In contemporanea con Cannes, esce in tutti i cinema il film “Sicilian Ghost Story” che, con la sua storia di omertà, aprirà il festival di Cannes.
I due registi palermitani Fabio Grassadonia e Antonio Piazza hanno deciso di raccontare una ghost story ambientata in una Sicilia inesplorata e hanno scelto come set per il film i Nebrodi e un paese di montagna della provincia di Enna, Troina.
I due registi, prima di partire per Cannes, hanno postato su Facebook una foto che li ritrae all’interno della cornice del Parco dei Nebrodi accompagnata da queste parole: “Domani partiamo per Cannes! Siamo pronti. Per questo film abbiamo affrontato 9 mesi di casting, 3 di laboratorio e prove, lunghe scarpinate per trovare remoti laghi siciliani, acque autunnali, ombrose foreste, dove abbiamo fatto inerpicare la troupe e il nostro cast di meravigliosi ragazzini, il freddo che soffiava sui monti Nebrodi. Perfino la neve. Che paura volete adesso che ci facciano giornalisti e distributori internazionali? “.
L’atmosfera fiabesca incontra la mafia, un rapimento e l’orrore. La magia realizzata da Fabio Grassadonia e Antonio Piazza – descritta dal maestro della luce Luca Bigazzi, direttore della fotografia dei film di Paolo Sorrentino – racconta la storia di due ragazzini, Giuseppe e Luna, innamorati e divisi dalla morte che Cosa Nostra porterà nelle loro vite. La trama è ispirata ad una storia vera, l’omicidio di Giuseppe Di Matteo, il tredicenne ucciso dalla Mafia nel 1996 nel tentativo di far tacere il padre Santino Di Matteo, collaboratore di Giustizia ed ex mafioso. L’omicidio del piccolo Giuseppe Di Matteo ha suscitato grande scalpore per il modo in cui, prima fu rapito e poi dopo due anni di prigionia in condizioni deprorevoli, fu ucciso (venne strangolato) e occultato il suo corpo che non fu mai ritrovato perché disciolto in una vasca di acido nitrico.

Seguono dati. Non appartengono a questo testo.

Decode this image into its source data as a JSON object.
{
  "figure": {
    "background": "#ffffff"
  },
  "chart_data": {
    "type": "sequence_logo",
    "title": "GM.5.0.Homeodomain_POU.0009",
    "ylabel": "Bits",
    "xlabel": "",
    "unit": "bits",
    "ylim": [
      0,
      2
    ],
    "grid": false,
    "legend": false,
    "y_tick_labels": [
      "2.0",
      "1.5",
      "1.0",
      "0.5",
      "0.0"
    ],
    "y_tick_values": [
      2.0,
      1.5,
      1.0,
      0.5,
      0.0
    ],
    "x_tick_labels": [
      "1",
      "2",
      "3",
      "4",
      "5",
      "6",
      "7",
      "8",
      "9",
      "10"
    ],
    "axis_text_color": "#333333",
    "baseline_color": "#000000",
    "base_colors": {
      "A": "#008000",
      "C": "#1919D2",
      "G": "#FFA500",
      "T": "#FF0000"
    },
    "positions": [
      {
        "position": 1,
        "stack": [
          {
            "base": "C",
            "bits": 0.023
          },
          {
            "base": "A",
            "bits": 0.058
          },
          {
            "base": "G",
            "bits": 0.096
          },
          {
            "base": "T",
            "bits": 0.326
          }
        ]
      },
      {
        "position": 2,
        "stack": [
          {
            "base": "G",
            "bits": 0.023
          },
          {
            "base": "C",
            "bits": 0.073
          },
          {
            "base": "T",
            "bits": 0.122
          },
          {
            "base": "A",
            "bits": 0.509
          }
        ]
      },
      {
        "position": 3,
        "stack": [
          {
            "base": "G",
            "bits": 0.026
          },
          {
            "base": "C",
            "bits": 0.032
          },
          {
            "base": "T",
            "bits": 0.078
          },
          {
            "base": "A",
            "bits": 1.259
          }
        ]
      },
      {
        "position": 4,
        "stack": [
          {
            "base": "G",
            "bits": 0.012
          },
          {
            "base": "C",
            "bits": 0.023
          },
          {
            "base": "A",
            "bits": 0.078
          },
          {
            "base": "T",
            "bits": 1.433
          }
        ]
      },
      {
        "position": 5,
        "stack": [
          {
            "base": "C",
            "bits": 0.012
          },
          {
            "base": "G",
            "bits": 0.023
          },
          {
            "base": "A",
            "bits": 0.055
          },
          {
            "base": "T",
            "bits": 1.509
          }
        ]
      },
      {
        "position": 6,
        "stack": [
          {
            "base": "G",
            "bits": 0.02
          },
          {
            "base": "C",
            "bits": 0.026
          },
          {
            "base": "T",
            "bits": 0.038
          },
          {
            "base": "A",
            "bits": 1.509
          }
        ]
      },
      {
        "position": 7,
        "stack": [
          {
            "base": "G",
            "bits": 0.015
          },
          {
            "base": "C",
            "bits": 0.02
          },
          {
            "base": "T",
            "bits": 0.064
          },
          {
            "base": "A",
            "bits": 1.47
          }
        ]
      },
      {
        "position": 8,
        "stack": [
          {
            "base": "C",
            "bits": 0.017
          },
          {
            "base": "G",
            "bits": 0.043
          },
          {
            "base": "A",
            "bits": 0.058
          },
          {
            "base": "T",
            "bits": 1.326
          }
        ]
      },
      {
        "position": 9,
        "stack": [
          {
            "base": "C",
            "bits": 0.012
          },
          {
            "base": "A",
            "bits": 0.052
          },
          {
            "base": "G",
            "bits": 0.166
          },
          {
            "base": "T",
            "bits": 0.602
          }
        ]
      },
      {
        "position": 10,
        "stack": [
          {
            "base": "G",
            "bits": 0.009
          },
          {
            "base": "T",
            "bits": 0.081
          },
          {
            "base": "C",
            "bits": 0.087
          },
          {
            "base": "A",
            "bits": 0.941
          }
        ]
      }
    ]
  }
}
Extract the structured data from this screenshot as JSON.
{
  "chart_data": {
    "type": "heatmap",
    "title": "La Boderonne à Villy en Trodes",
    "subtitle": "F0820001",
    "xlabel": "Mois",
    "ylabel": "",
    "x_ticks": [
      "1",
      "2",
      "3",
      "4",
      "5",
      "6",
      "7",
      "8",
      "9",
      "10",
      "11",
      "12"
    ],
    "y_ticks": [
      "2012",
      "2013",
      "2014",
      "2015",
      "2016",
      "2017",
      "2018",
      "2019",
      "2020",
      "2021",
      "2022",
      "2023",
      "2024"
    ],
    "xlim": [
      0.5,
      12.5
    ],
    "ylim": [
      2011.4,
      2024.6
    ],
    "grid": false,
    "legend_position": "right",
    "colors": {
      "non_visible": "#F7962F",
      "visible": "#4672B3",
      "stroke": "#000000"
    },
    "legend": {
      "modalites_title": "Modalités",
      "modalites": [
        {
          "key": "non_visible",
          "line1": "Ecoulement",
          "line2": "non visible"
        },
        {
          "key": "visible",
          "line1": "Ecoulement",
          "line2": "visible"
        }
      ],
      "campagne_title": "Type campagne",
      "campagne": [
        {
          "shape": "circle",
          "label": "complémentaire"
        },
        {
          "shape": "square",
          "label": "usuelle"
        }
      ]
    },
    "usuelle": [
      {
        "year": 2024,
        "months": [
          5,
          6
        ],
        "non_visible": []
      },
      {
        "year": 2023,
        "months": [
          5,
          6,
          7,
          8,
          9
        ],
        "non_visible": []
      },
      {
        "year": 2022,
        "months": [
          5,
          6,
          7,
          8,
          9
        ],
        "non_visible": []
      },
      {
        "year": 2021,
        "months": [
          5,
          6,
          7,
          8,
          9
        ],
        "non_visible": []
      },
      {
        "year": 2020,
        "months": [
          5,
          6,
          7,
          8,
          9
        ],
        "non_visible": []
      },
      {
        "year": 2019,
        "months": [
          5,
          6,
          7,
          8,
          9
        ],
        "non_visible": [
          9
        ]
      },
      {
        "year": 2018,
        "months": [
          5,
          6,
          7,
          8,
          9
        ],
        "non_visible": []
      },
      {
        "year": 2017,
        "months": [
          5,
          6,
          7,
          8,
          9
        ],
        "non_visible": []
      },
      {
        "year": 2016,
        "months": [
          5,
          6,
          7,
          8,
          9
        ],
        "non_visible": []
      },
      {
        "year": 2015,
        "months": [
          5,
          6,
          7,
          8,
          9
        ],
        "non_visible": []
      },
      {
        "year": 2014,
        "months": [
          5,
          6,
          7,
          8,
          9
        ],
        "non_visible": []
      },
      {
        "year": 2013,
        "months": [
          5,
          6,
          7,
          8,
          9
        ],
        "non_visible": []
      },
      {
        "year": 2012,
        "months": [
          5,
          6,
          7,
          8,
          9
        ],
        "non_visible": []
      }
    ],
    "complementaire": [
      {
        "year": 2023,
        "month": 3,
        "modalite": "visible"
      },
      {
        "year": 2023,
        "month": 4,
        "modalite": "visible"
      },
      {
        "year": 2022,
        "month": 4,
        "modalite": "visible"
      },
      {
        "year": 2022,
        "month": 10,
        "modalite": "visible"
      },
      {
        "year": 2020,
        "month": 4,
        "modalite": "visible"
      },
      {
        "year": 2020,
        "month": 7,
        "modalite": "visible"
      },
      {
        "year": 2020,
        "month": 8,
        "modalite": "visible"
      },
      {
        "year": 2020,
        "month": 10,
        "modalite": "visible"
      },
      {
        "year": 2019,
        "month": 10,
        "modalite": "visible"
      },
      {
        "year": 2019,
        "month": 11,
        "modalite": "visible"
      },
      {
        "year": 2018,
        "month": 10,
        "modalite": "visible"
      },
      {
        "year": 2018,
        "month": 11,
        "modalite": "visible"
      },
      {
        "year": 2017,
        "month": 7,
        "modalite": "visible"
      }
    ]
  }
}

Santino Di Matteo stava collaborando all’indagine finalizzata ad arrestare gli artefici delle stragi di Capaci e di via d’Amelio, il padre di Giuseppe dopo un iniziale cedimento psicologico, non si piegò al ricatto e decise di continuare a collaborare con la giustizia. Quando Giovanni Brusca, latitante e boss mafioso che fece saltare in aria il giudice Giovanni Falcone, fu condannato all’ergastolo decise di vendicarsi sul bambino.